Corgi Aviation Archive 1/72 scale AA33303: Boeing B-17 Flying Fortress of 220 Sqn RAF Coastal Command, Ballykelly, Northern Ireland, 1942. Limited Edition of 1900 Pieces Worldwide.
Length 12.25 inches Wingspan 17.25 inches
On the outbreak of World War II No. 220 Squadron began patrols from Thornaby and by November 1939 had converted from Ansons to Hudsons. It used these for anti-shipping missions off Norway and the Dutch Coast from May 1940. In April 1941 the Squadron moved to northern Scotland for attacks on coastal shipping and harbours in Norway and in November supplied a detachment to operate the surviving Fortresses of No. 90 Squadron in the Middle East for two months. The home-based element of the squadron began conversion to Fortresses in January 1942 and became operational on 29th April from Ballykelly, Northern Ireland, where this particular aircraft was based. FL459 had arrived in the UK on 23rd July 1942 and was delivered to 220 Squadron at Ballykelly on 20th August 1942. It carried the individual code J and during its wartime career sank a total of 4 U-boats before moving to meteorological duties from March 1945.

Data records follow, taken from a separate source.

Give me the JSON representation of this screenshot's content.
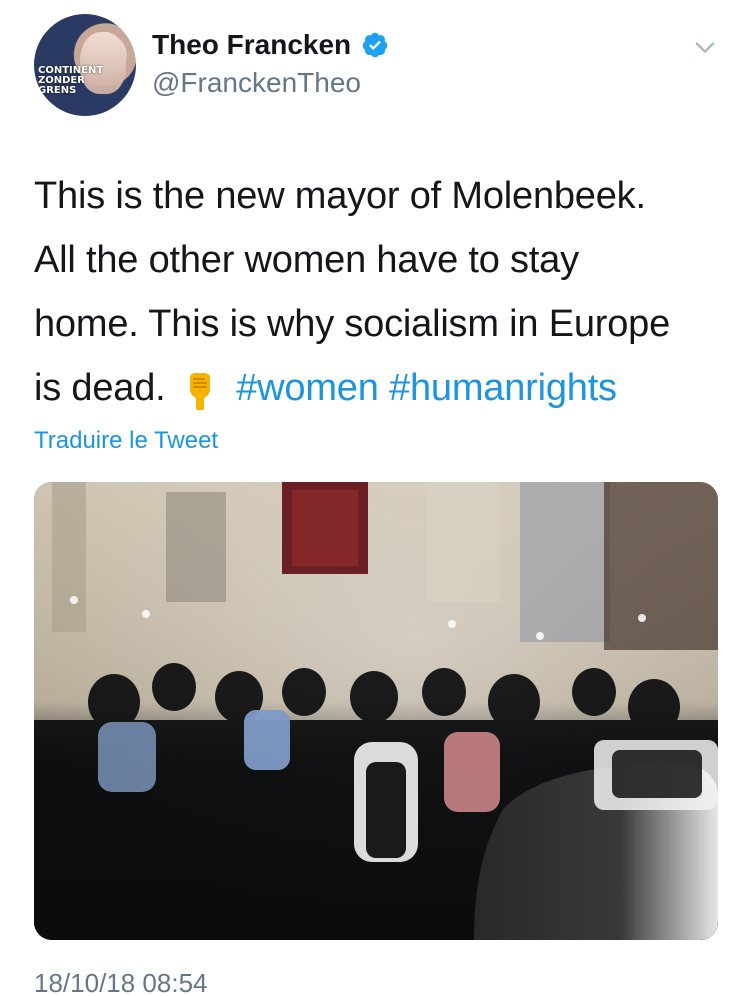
{
  "author": {
    "display_name": "Theo Francken",
    "handle": "@FranckenTheo",
    "avatar_caption": "CONTINENT\nZONDER\nGRENS"
  },
  "tweet": {
    "line_1": "This is the new mayor of Molenbeek.",
    "line_2": "All the other women have to stay",
    "line_3": "home. This is why socialism in Europe",
    "line_4_prefix": "is dead.",
    "emoji_icon": "pointing-down-hand-icon",
    "hashtags": [
      "#women",
      "#humanrights"
    ]
  },
  "actions": {
    "translate_label": "Traduire le Tweet"
  },
  "meta": {
    "timestamp": "18/10/18 08:54"
  },
  "colors": {
    "link": "#1b95e0",
    "text": "#14171a",
    "muted": "#657786",
    "verified": "#1da1f2"
  }
}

Designed to meet a US Army Air Corps requirement for a multi-engined bomber to replace the B-10, the B-17 first flew on July 18, 1935. Best known for its role in the US Army Air Forces’ daylight strategic bombing campaign during World War II, the B-17 could fly high and had a long range, and was capable of defending itself from enemy fighters. It was also tough, withstanding extensive battle damage, and was capable of carrying a 6,000 lb bombload. The B-17 became one of the symbols of Allied air power, equipping 32 overseas combat groups and dropping a total of 580,631 metric tons of bombs on European targets.
As of 2020, 46 B-17 airframes survive, of which 10 remain airworthy.